Sub-terahertz silicon-based on-chip absorption spectroscopy using thin-film model for biological applications

Abstract

Spectroscopy in the sub-terahertz (sub-THz) range of frequencies has been utilized to study the picosecond dynamics and interaction of biomolecules. However, widely used free-space THz spectrometers are typically limited in their functionality due to low signal-to-noise ratio and complex setup. On-chip spectrometers can revolutionize THz spectroscopy allowing integration, compactness, and low-cost fabrication. In this paper, a low-loss silicon-based platform is proposed for on-chip sub-THz spectroscopy. Through functionalization of silicon chip and immobilization of bio-particles, we demonstrate the ability to characterize low-loss nano-scale biomolecules across the G-band (0.14–0.22 THz). We also introduce an electromagnetic thin-film model to account for the loading effect of the immobilized biomolecules, i.e. dehydrated streptavidin and immunoglobulin antibody, as two key molecules in the biosensing discipline.
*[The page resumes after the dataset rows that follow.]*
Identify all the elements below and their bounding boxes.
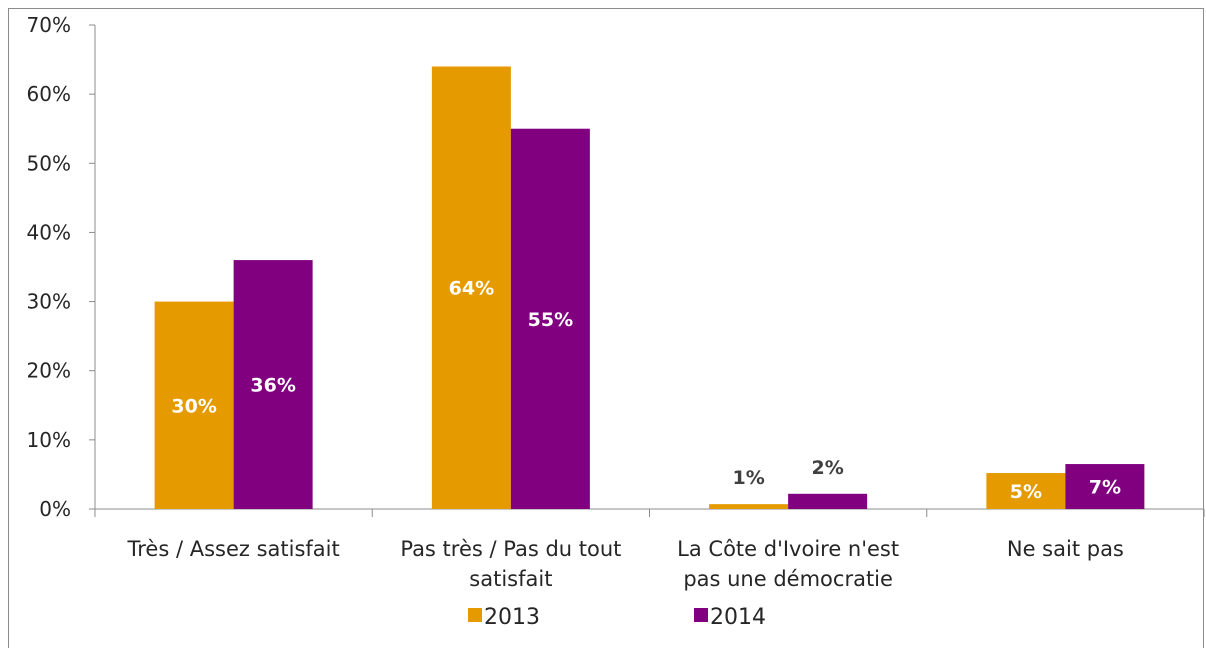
y-tick-label: 70%: [27, 13, 71, 37]
bar-2014: [233, 260, 313, 509]
data-label: 1%: [732, 467, 764, 489]
y-tick-label: 0%: [39, 497, 71, 521]
y-tick-label: 20%: [27, 359, 71, 383]
bar-2014: [510, 128, 590, 509]
bar-2014: [1065, 464, 1145, 509]
data-label: 5%: [1010, 481, 1042, 503]
legend-swatch-2014: [694, 608, 708, 622]
data-label: 2%: [811, 457, 843, 479]
data-label: 64%: [449, 278, 494, 300]
y-tick-label: 40%: [27, 220, 71, 244]
bar-2013: [709, 504, 789, 509]
y-tick-label: 60%: [27, 82, 71, 106]
legend: 2013 2014: [468, 605, 766, 630]
legend-label: 2014: [710, 605, 766, 630]
data-label: 55%: [528, 309, 573, 331]
category-label: Très / Assez satisfait: [127, 537, 340, 561]
bar-2013: [154, 301, 234, 509]
y-tick-label: 10%: [27, 428, 71, 452]
y-tick-label: 50%: [27, 151, 71, 175]
bar-chart: 0% 10% 20% 30% 40% 50% 60% 70% Très / Assez sati…: [27, 13, 1205, 630]
data-labels: 30% 64% 1% 5% 36% 55% 2% 7%: [171, 278, 1121, 503]
bar-2013: [431, 66, 511, 509]
legend-label: 2013: [484, 605, 540, 630]
category-label: Ne sait pas: [1007, 537, 1124, 561]
bar-2013: [986, 473, 1066, 509]
category-label: Pas très / Pas du tout: [400, 537, 621, 561]
y-tick-label: 30%: [27, 290, 71, 314]
data-label: 30%: [171, 395, 216, 417]
bar-2014: [788, 493, 868, 509]
bars: [154, 66, 1145, 509]
legend-swatch-2013: [468, 608, 482, 622]
category-label: La Côte d'Ivoire n'est: [677, 537, 899, 561]
data-label: 7%: [1089, 477, 1121, 499]
axes: 0% 10% 20% 30% 40% 50% 60% 70% Très / Assez sati…: [27, 13, 1205, 591]
category-label: pas une démocratie: [683, 567, 893, 591]
chart-frame: [8, 8, 1204, 648]
category-label: satisfait: [469, 567, 552, 591]
data-label: 36%: [250, 375, 295, 397]
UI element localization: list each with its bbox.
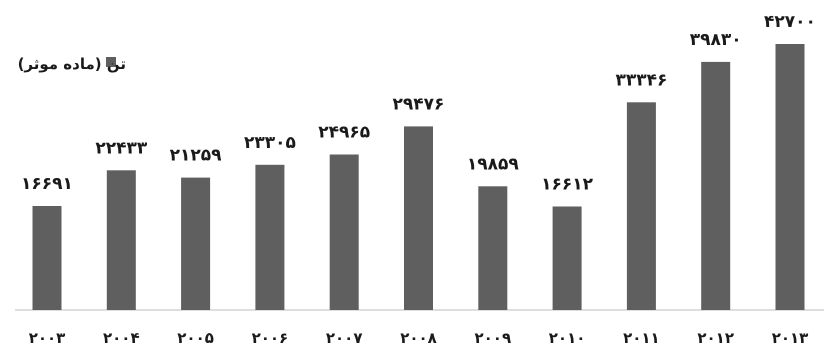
bar-2006 bbox=[255, 164, 285, 310]
value-label-2013: ۴۲۷۰۰ bbox=[764, 12, 816, 32]
x-tick-label-2012: ۲۰۱۲ bbox=[697, 329, 734, 347]
bar-2003 bbox=[32, 206, 62, 310]
bar-2010 bbox=[552, 206, 582, 310]
value-label-2011: ۳۳۳۴۶ bbox=[615, 70, 667, 90]
legend: تن (ماده موثر) bbox=[18, 55, 126, 73]
bar-2011 bbox=[626, 102, 656, 310]
x-tick-label-2010: ۲۰۱۰ bbox=[549, 329, 586, 347]
x-tick-label-2008: ۲۰۰۸ bbox=[400, 329, 437, 347]
value-label-2007: ۲۴۹۶۵ bbox=[318, 123, 370, 143]
x-tick-label-2009: ۲۰۰۹ bbox=[474, 329, 511, 347]
x-tick-labels-group: ۲۰۰۳ ۲۰۰۴ ۲۰۰۵ ۲۰۰۶ ۲۰۰۷ ۲۰۰۸ ۲۰۰۹ ۲۰۱۰ ۲۰۱۱ ۲۰۱۲… bbox=[29, 329, 809, 347]
bar-2005 bbox=[181, 177, 211, 310]
bars-group bbox=[32, 44, 805, 311]
x-tick-label-2005: ۲۰۰۵ bbox=[177, 329, 214, 347]
bar-2009 bbox=[478, 186, 508, 310]
bar-2004 bbox=[106, 170, 136, 310]
bar-2013 bbox=[775, 44, 805, 310]
x-tick-label-2006: ۲۰۰۶ bbox=[252, 329, 289, 347]
legend-swatch bbox=[106, 57, 116, 67]
value-label-2004: ۲۲۴۳۳ bbox=[95, 138, 148, 158]
value-labels-group: ۱۶۶۹۱ ۲۲۴۳۳ ۲۱۲۵۹ ۲۳۳۰۵ ۲۴۹۶۵ ۲۹۴۷۶ ۱۹۸۵۹ ۱۶۶۱۲… bbox=[21, 12, 816, 195]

The proposed platform was fabricated using a single mask micro-fabrication process, and then measured by a vector network analyzer (VNA), which offers high dynamic range and high spectral resolution measurements. The proposed planar platform is general and paves the way towards low-loss, cost-effective and integrated sub-THz biosensors for the detection and characterization of biomolecules.